(Bloomberg) -- U.K. pharmaceutical giant GlaxoSmithKline Plc will examine selling the stake it holds in its Indian consumer health subsidiary, worth about $3.1 billion, as it looks for ways to finance a buyout of the joint venture partner in its global consumer healthcare business.
The strategic review of its 72.5 percent stake in a publicly-traded Indian unit, GlaxoSmithKline Consumer Healthcare Ltd., is expected to be completed around the end of 2018 and may not result in a transaction, the company said in a statement. Malted milk drink brand Horlicks -- which gets most of its sales through the Indian consumer health unit -- will also be part of the process, the company said.

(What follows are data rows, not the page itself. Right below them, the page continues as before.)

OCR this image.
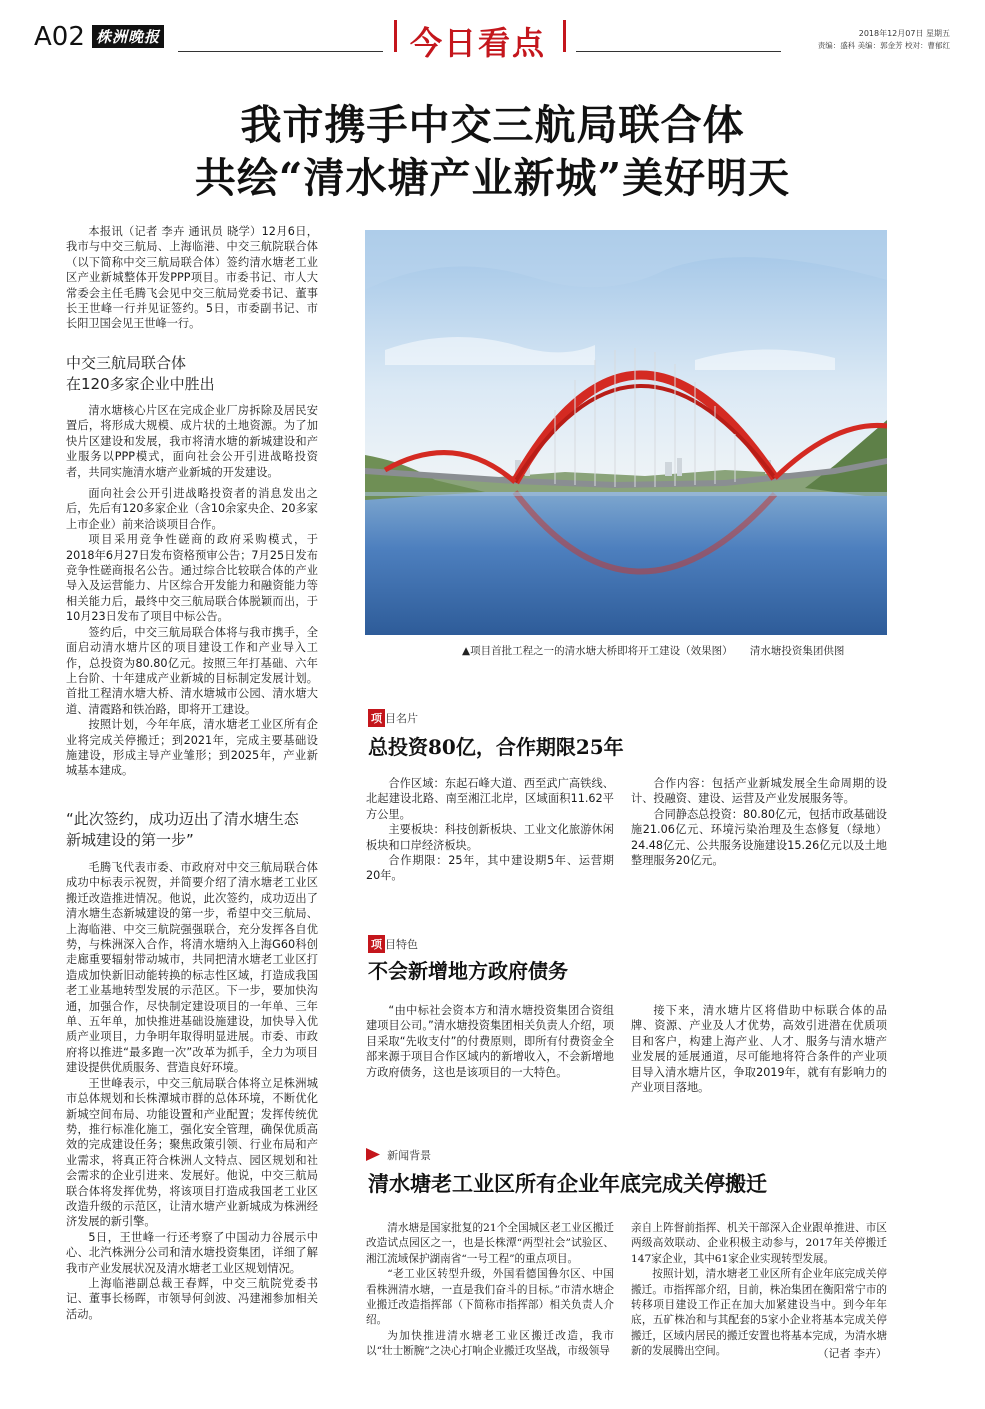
A02 株洲晚报	今日看点	2018年12月07日 星期五
责编：盛科 美编：郭金芳 校对：曹郁红
我市携手中交三航局联合体
共绘“清水塘产业新城”美好明天

本报讯（记者 李卉 通讯员 晓学）12月6日，我市与中交三航局、上海临港、中交三航院联合体（以下简称中交三航局联合体）签约清水塘老工业区产业新城整体开发PPP项目。市委书记、市人大常委会主任毛腾飞会见中交三航局党委书记、董事长王世峰一行并见证签约。5日，市委副书记、市长阳卫国会见王世峰一行。

中交三航局联合体
在120多家企业中胜出

清水塘核心片区在完成企业厂房拆除及居民安置后，将形成大规模、成片状的土地资源。为了加快片区建设和发展，我市将清水塘的新城建设和产业服务以PPP模式，面向社会公开引进战略投资者，共同实施清水塘产业新城的开发建设。

面向社会公开引进战略投资者的消息发出之后，先后有120多家企业（含10余家央企、20多家上市企业）前来洽谈项目合作。

项目采用竞争性磋商的政府采购模式，于2018年6月27日发布资格预审公告；7月25日发布竞争性磋商报名公告。通过综合比较联合体的产业导入及运营能力、片区综合开发能力和融资能力等相关能力后，最终中交三航局联合体脱颖而出，于10月23日发布了项目中标公告。

签约后，中交三航局联合体将与我市携手，全面启动清水塘片区的项目建设工作和产业导入工作，总投资为80.80亿元。按照三年打基础、六年上台阶、十年建成产业新城的目标制定发展计划。首批工程清水塘大桥、清水塘城市公园、清水塘大道、清霞路和铁冶路，即将开工建设。

按照计划，今年年底，清水塘老工业区所有企业将完成关停搬迁；到2021年，完成主要基础设施建设，形成主导产业雏形；到2025年，产业新城基本建成。

“此次签约，成功迈出了清水塘生态
新城建设的第一步”

毛腾飞代表市委、市政府对中交三航局联合体成功中标表示祝贺，并简要介绍了清水塘老工业区搬迁改造推进情况。他说，此次签约，成功迈出了清水塘生态新城建设的第一步，希望中交三航局、上海临港、中交三航院强强联合，充分发挥各自优势，与株洲深入合作，将清水塘纳入上海G60科创走廊重要辐射带动城市，共同把清水塘老工业区打造成加快新旧动能转换的标志性区域，打造成我国老工业基地转型发展的示范区。下一步，要加快沟通，加强合作，尽快制定建设项目的一年单、三年单、五年单，加快推进基础设施建设，加快导入优质产业项目，力争明年取得明显进展。市委、市政府将以推进“最多跑一次”改革为抓手，全力为项目建设提供优质服务、营造良好环境。

王世峰表示，中交三航局联合体将立足株洲城市总体规划和长株潭城市群的总体环境，不断优化新城空间布局、功能设置和产业配置；发挥传统优势，推行标准化施工，强化安全管理，确保优质高效的完成建设任务；聚焦政策引领、行业布局和产业需求，将真正符合株洲人文特点、园区规划和社会需求的企业引进来、发展好。他说，中交三航局联合体将发挥优势，将该项目打造成我国老工业区改造升级的示范区，让清水塘产业新城成为株洲经济发展的新引擎。

5日，王世峰一行还考察了中国动力谷展示中心、北汽株洲分公司和清水塘投资集团，详细了解我市产业发展状况及清水塘老工业区规划情况。

上海临港副总裁王春辉，中交三航院党委书记、董事长杨晖，市领导何剑波、冯建湘参加相关活动。

▲项目首批工程之一的清水塘大桥即将开工建设（效果图） 清水塘投资集团供图
项 目名片
总投资80亿，合作期限25年

合作区域：东起石峰大道、西至武广高铁线、北起建设北路、南至湘江北岸，区域面积11.62平方公里。

主要板块：科技创新板块、工业文化旅游休闲板块和口岸经济板块。

合作期限：25年，其中建设期5年、运营期20年。

合作内容：包括产业新城发展全生命周期的设计、投融资、建设、运营及产业发展服务等。

合同静态总投资：80.80亿元，包括市政基础设施21.06亿元、环境污染治理及生态修复（绿地）24.48亿元、公共服务设施建设15.26亿元以及土地整理服务20亿元。

项 目特色
不会新增地方政府债务

“由中标社会资本方和清水塘投资集团合资组建项目公司。”清水塘投资集团相关负责人介绍，项目采取“先收支付”的付费原则，即所有付费资金全部来源于项目合作区域内的新增收入，不会新增地方政府债务，这也是该项目的一大特色。

接下来，清水塘片区将借助中标联合体的品牌、资源、产业及人才优势，高效引进潜在优质项目和客户，构建上海产业、人才、服务与清水塘产业发展的延展通道，尽可能地将符合条件的产业项目导入清水塘片区，争取2019年，就有有影响力的产业项目落地。

新闻背景
清水塘老工业区所有企业年底完成关停搬迁

清水塘是国家批复的21个全国城区老工业区搬迁改造试点园区之一，也是长株潭“两型社会”试验区、湘江流域保护湖南省“一号工程”的重点项目。

“老工业区转型升级，外国看德国鲁尔区、中国看株洲清水塘，一直是我们奋斗的目标。”市清水塘企业搬迁改造指挥部（下简称市指挥部）相关负责人介绍。

为加快推进清水塘老工业区搬迁改造，我市以“壮士断腕”之决心打响企业搬迁攻坚战，市级领导

亲自上阵督前指挥、机关干部深入企业跟单推进、市区两级高效联动、企业积极主动参与，2017年关停搬迁147家企业，其中61家企业实现转型发展。

按照计划，清水塘老工业区所有企业年底完成关停搬迁。市指挥部介绍，目前，株冶集团在衡阳常宁市的转移项目建设工作正在加大加紧建设当中。到今年年底，五矿株冶和与其配套的5家小企业将基本完成关停搬迁，区域内居民的搬迁安置也将基本完成，为清水塘新的发展腾出空间。	（记者 李卉）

Proceeds from a potential sale would be used to finance Glaxo’s $13 billion buyout of Novartis AG’s stake in their consumer-health joint venture. Shares of GlaxoSmithKline Consumer were up 2.1 percent at 6,665 rupees a piece as of 1:18 p.m. in Mumbai.
"India remains a priority market," the company said in a statement, saying it will continue to invest in over-the-counter medicines and oral health brands, such as its Sensodyne toothpaste, antacid Eno, as well as its pharmaceutical and vaccine businesses.
Glaxo has one publicly-traded subsidiary in India for its pharmaceutical business and another for its consumer health unit. Revenue at the consumer unit has decreased the last two years, according to data compiled by Bloomberg.